Conditions that I was supposed to keep in mind:

  1. App Engine standard environment doesn’t allow file uploading more than 32 MB in size to Cloud Storage directly.
    - Solution: Resumable upload using Signed URLs, upload from browser by Xhr requests — Chunk Uploading
  2. Video to Audio conversion and transcription should not happen in Cloud Functions because of TIMEOUT issue.
    - Solution: Compute Engine(The only thing you can always rely on!)
  3. An acknowledgement is necessary within 9 minutes from the subscriber for a published message. Video processing can take more time.
    -Solution: Acknowledge as soon as received and process afterwards.(It was problematic initially)
Architecture Diagram - v1

Roles:

  1. App Engine:
    1. Generate Signed URL by making request to Cloud Storage
  2. Cloud Function(Storage trigger event - google.storage.object.finalize):
    1. Load file data in Datastore
    2. Publish message(Pub/Sub) File data along with Datastore key-id & key-kind (key-id and key-kind are the best combination to fetch a result from datastore using Cloud Client Library or ndb and is much better than querying)
  3. Compute Engine:
    1. Download the Video from GCS
    2. Convert to Audio(FLAC is recommended) and upload it to GCS Bucket(longer audios can not be given as the source to Cloud Speech API)
    3. Load the Cloud Speech API response to BigQuey or any suitable database
    4. Log the processes and statuses

I’ve always loved loosely coupled applications but I was a little unhappy with this Architecture diagram. As long as I was losing control over data at the cloud function, an improvement was required.

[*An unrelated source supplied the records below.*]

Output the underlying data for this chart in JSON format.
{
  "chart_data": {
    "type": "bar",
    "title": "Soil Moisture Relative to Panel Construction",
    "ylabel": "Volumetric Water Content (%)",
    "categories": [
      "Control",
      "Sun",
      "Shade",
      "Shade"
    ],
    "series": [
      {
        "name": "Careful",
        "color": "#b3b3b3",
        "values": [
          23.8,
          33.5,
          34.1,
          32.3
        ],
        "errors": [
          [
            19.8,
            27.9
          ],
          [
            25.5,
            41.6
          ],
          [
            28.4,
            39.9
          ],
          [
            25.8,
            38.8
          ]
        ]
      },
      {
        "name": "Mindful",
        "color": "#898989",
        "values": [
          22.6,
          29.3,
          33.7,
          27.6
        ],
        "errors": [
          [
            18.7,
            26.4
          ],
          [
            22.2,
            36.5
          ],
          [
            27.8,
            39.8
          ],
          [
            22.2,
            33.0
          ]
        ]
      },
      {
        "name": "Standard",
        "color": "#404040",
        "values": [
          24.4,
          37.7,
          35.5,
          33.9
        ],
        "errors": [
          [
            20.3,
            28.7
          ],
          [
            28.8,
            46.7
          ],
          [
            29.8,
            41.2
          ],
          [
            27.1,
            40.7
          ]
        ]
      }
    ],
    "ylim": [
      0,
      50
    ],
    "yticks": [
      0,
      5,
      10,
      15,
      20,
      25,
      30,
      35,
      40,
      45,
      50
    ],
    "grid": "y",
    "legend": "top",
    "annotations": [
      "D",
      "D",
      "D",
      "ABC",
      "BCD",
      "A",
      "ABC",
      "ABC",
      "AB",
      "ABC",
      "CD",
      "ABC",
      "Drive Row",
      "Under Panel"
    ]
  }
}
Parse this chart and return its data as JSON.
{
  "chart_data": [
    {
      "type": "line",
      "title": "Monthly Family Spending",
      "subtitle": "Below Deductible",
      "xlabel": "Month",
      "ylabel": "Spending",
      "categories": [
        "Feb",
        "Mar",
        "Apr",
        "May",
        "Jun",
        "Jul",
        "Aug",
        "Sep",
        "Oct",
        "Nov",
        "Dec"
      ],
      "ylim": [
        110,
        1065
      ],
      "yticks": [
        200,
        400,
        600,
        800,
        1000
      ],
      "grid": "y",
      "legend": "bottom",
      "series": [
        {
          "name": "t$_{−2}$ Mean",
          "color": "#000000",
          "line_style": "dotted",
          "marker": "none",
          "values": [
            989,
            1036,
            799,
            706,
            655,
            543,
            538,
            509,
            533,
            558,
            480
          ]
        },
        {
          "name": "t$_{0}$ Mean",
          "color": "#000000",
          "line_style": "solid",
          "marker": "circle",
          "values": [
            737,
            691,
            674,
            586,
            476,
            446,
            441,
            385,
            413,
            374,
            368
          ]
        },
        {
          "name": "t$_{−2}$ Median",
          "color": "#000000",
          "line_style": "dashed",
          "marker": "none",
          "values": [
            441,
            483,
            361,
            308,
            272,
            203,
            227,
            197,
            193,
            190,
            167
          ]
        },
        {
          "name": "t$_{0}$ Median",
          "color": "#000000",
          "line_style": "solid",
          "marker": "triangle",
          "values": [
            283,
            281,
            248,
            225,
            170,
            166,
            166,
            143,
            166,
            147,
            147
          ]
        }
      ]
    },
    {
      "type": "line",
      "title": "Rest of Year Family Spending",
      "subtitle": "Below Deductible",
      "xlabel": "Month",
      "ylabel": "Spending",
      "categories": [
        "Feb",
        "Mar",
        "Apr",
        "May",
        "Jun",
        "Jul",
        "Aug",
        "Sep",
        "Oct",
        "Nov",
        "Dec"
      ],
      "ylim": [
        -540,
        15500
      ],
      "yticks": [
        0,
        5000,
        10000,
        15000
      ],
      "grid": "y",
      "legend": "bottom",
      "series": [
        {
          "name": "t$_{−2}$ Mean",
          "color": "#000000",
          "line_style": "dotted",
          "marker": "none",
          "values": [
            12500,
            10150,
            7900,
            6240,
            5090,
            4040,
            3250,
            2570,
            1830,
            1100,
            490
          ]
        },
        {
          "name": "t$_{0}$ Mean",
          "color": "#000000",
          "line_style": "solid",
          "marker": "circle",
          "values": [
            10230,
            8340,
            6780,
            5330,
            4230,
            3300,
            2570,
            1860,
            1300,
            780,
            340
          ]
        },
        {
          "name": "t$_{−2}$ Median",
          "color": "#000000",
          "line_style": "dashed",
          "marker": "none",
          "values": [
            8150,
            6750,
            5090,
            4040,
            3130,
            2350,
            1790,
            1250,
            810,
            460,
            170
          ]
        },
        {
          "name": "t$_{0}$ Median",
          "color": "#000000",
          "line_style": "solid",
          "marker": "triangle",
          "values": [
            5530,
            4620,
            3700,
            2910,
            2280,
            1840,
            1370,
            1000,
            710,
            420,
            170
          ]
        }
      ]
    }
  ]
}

The cloud function will have event as the argument given by Cloud Storage and there, I was not able to provide any other parameters in Cloud Function definition.

The requirements are always meant to be added/modified. Same shot me,
While uploading a video, admins should be able to provide custom information which has to be stores in Datastore and BigQuery. The loss of control in Arguments and Parameters at Cloud Function enforced me to make changes in.

Necessary changes:

  1. Cloud Functions has to be eliminated by moving the steps done by it to App Engine.
    Unpleasant Impacts:
    When an admin uploads a video, 
    Limitation 1:
    App Engine would be generating a signed URL and publishing(Pub/Sub) a message for a file. While the uploading would be still ongoing, published message will be subscribed. and will start processing.
    Limitation 2:
    While processing, the acknowledgement can not be given at the end of processing(processing might take > 9 minutes). If acknowledgment is given for the message once message is received and process it, the next published message will be subscribed(Flow Control became point less). As VM is smaller in configuration, It might run after memory in case of multiple videos are uploaded at the same time.

Messaging Queue - the Savior

Using a messaging broker like RabbitMQ in the Compute Engine with a right flow chart helped to overcome the problems of eliminating Cloud Functions. As I had to choose cost factor over instant processing, I had to use less configuration VM. Hence, sequential processing was must instead of parallel.

Architecture Diagram - v2

Below code subscribes published messages and pushes into a RabbitMQ queue to be consumed as wish and acknowledges to the piblished quickly.

Following the below flow chart helped to avoid the mess like

  1. Subscriber receives the next message right after acknowledging the current message when Flow Control is set. The best practice is to acknowledge the message once operation is done over it. Pub/Sub messages should be queued and be processed outside of pub/sub context in operations those take more time(> 9 mins) to ensure the proper operational execution.
Flow Chart - v1 for Architecture Diagram - v2

Tips:

  1. Delivery tags of RabbitMQ messages can be used to attempt number of retries in the cases of failed operations as it starts from 1 for every new message and gets increased by one for every requeue=true.
  2. Delay is advised to keep before rejecting a message.